First Law of Compact Binary Mechanics with Gravitational-Wave Tails

TL;DR

This paper extends the first law of binary mechanics to include the non-local tail effects that appear at 4PN order in the conservative two-body dynamics. It derives how tail-induced non-locality modifies the radial action and energy–angular momentum balance, and proves that the redshift z_a remains the physically meaningful quantity via a Fokker-Lagrangian approach. Using these results, it relates the periastron advance to the averaged redshift in the circular limit and confirms consistency with existing 4PN circular-orbit results through self-force data. The work provides a consistent framework linking tail effects, redshift, and orbital precession, with cross-checks against ADM and EOB formalisms and numerical results.

Abstract

We derive the first law of binary point-particle mechanics for generic bound (i.e. eccentric) orbits at the fourth post-Newtonian (4PN) order, accounting for the non-locality in time of the dynamics due to the occurence of a gravitational-wave tail effect at that order.
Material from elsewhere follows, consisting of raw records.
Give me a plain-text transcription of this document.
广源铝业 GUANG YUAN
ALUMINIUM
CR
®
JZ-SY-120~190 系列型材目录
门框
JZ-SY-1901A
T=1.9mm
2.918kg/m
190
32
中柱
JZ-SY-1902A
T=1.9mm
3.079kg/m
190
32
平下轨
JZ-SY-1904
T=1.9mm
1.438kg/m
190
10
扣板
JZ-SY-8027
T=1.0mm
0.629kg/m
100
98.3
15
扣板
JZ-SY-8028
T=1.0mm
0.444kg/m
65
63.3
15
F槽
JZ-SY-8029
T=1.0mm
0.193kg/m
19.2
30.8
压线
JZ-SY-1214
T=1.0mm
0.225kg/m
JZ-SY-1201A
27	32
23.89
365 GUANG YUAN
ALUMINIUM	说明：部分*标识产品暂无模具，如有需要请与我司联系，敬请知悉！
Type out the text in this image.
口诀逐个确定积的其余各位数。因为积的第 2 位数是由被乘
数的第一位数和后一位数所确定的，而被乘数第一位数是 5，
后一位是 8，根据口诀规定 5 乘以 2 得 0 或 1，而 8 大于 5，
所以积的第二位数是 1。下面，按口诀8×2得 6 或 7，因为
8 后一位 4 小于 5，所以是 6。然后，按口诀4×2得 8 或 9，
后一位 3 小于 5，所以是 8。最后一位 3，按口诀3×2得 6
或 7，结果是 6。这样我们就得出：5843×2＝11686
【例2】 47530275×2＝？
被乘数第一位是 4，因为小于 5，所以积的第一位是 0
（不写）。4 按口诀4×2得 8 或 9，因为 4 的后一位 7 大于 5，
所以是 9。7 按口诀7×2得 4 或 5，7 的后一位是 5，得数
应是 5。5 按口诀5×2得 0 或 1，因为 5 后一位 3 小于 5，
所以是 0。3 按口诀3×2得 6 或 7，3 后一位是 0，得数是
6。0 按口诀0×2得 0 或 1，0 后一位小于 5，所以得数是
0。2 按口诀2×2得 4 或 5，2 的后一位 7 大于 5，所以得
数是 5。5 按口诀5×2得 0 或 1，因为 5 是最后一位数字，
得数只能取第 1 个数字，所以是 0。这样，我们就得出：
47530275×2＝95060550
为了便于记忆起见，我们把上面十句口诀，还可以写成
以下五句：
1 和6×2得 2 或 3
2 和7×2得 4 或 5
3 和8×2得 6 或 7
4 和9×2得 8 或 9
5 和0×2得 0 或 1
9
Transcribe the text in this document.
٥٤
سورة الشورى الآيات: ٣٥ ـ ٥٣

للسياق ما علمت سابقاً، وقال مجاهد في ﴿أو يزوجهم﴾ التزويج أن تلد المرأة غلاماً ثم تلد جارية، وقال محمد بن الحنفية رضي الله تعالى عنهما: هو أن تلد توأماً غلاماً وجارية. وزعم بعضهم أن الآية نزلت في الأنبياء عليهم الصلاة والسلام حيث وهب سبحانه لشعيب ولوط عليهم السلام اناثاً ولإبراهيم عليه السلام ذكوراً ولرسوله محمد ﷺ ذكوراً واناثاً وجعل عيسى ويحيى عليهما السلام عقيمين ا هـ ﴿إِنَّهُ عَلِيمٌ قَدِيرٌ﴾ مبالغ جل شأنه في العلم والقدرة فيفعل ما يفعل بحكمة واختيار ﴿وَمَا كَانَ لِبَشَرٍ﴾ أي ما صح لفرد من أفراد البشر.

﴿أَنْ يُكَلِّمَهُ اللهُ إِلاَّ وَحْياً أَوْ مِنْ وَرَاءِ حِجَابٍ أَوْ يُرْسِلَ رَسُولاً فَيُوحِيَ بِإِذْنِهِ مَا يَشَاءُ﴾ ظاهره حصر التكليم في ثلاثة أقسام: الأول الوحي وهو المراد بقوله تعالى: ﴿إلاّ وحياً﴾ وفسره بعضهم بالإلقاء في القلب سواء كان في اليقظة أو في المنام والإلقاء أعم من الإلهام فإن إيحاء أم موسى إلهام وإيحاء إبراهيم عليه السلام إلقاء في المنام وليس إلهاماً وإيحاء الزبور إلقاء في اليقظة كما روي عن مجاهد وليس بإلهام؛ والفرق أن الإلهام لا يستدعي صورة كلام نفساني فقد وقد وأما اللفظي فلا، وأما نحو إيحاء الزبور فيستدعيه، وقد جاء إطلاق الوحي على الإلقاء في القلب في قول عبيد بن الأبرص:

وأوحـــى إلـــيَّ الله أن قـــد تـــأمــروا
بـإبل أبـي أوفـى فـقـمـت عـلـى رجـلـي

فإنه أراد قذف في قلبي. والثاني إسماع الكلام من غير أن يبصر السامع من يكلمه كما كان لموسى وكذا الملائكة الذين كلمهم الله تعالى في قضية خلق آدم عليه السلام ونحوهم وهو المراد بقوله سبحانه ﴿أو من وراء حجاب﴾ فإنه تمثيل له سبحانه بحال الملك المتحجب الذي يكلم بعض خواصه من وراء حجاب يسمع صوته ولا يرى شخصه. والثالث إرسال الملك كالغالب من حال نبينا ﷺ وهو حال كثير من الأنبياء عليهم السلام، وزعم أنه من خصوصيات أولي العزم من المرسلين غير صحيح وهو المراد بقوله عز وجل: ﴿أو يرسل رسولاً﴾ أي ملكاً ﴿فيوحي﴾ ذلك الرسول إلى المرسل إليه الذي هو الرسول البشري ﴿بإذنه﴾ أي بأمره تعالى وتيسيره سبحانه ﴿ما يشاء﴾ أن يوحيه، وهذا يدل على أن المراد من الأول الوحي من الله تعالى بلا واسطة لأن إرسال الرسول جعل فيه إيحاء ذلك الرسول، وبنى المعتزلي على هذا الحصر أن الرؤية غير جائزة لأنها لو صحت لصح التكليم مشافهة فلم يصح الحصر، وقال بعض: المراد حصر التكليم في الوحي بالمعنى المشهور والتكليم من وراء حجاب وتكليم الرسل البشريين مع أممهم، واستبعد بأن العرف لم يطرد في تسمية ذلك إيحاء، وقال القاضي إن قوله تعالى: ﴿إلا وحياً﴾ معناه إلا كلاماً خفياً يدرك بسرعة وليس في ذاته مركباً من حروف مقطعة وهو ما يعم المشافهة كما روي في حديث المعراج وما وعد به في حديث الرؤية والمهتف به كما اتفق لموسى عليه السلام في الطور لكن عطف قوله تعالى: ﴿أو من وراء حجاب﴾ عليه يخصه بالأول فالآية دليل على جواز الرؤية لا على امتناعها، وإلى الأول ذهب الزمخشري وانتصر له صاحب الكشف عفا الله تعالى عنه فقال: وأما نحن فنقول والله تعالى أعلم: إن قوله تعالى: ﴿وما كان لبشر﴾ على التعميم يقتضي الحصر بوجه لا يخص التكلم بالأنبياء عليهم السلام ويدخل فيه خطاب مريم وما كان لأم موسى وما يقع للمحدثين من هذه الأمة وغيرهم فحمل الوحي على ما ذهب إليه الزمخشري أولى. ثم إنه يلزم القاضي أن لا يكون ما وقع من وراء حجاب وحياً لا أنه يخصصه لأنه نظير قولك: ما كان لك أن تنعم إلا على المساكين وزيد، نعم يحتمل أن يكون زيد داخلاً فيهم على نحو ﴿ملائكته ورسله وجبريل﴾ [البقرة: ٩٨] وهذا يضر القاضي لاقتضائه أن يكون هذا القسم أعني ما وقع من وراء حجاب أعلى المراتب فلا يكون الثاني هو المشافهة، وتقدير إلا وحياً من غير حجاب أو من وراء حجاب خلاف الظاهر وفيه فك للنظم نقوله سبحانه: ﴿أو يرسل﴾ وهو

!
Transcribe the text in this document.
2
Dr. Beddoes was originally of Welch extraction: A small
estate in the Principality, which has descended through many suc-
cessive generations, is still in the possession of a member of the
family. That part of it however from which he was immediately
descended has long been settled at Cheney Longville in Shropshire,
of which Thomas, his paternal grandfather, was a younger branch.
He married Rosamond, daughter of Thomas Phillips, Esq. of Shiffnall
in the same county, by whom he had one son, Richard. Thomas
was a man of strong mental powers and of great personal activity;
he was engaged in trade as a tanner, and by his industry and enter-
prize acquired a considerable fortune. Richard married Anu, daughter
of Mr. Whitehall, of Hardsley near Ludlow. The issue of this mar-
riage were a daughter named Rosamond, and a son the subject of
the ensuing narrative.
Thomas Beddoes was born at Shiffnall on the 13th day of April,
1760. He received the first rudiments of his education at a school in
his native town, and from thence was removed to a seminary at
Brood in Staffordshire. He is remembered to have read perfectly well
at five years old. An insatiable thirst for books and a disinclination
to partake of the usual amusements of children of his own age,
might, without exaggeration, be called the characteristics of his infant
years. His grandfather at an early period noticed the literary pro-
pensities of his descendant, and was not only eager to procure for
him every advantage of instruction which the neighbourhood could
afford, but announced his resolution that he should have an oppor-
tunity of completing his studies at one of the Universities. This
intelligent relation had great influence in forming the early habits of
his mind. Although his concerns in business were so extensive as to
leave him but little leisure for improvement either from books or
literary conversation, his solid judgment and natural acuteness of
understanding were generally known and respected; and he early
Using this first law, we show how the periastron advance of the binary system can be related to the averaged redshift of one of the two bodies for a slightly non-circular orbit, in the limit where the eccentricity vanishes. Combining this expression with existing analytical self-force results for the averaged redshift, we recover the known 4PN expression for the circular-orbit periastron advance, to linear order in the mass ratio.